Wie weit musste sie ihn tragen, bis der Einfluss des Beruhigungsmittels nachließ? Und wie lange würde es dauern, bis sein Kreislauf die Reste der Droge abgebaut hätte?
Endlich erreichte sie den ersten Stock und stieg durch die halb geöffnete Aufzugtür hinaus. Samm lag an der Stelle, an der sie ihn zurückgelassen hatte. Sie schulterte seinen Rucksack zusätzlich zu ihrem eigenen und zog ihn hoch. Schlaff und schwer hing er in ihren Armen – achtzig Kilo Muskeln, die im Augenblick nur ein nutzloses Gewicht darstellten. Zunächst legte sie sich seinen Arm über die Schultern, dann hob sie ihn hoch und grunzte vor Anstrengung.
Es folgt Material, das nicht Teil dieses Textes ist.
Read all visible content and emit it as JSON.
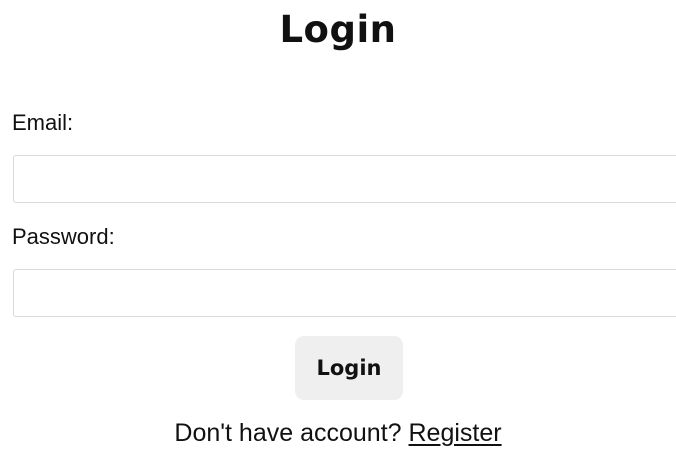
{
  "header": {
    "title": "Login"
  },
  "form": {
    "email_label": "Email:",
    "email_value": "",
    "email_placeholder": "",
    "password_label": "Password:",
    "password_value": "",
    "password_placeholder": "",
    "submit_label": "Login"
  },
  "footer": {
    "prompt_text": "Don't have account? ",
    "register_link_text": "Register"
  },
  "colors": {
    "button_bg": "#efefef",
    "input_border": "#d9d9d9",
    "text": "#111111"
  }
}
Dabei lauschte sie, ob sich irgendwelche Verfolger näherten. Hinter ihr war es still, und auch von draußen hörte sie nichts. Dann schleppte sie sich zur Treppe und hievte Samm hinter sich her. Im Erdgeschoss musste sie sich an eine Wand lehnen und ausruhen. Dabei beobachtete sie die verwilderte Lichtung vor dem Turm. In der Nähe unterhielten sich zwei Männer. Sie hatten offenbar im Schatten eines behelfsmäßigen Wohnblocks eine Pause eingelegt und wirkten nicht sonderlich aufgeregt. Kira packte Samm und schleifte ihn durch die Lobby zur anderen Seite des Gebäudes. Auf der Ostseite, wo niemand zu sehen war, schlich sie nach draußen. Der Boden war uneben, Wurzeln und die Höhlen von Erdhörnchen bildeten Stolperfallen. Mit Samm im Schlepptau kam sie nur langsam voran.
Wenn ich nur wüsste, wo die Pferde sind!, dachte sie, aber ihr blieb keine Zeit, nach ihnen zu suchen. Wenn sie die Sicherung der Partials in sich trug, dann konnte sie Vales Partials und damit auch dem Reservat den Tod bringen – letzten Endes sogar allen Menschen und Partials. Kira war eine lebende Bombe, und sie zu zerstören, bevor sie losging, war Vale möglicherweise wichtiger als jedes andere Ziel. Er würde sein Geheimnis, seine Autorität, buchstäblich alles aufs Spiel setzen, um die Menschheit zu beschützen. Also blieb ihr nur die Wahl zwischen Flucht und Tod.
Als sie den Rand der Lichtung erreichte, kam ein Mann um die Ecke des nächsten Gebäudes. Er hielt überrascht inne. Sie biss die Zähne zusammen, weil Samms Gewicht sie fast zu Boden zwang, und drängte sich an ihm vorbei. »Hallo!«, sagte er. »Geht es ihm nicht gut?«
»Er ist ohnmächtig«, erklärte Kira. »Er braucht nur etwas frische Luft.« Wir müssen zum Tor, dachte sie. Wenn wir das Tor erreicht haben, wird alles gut.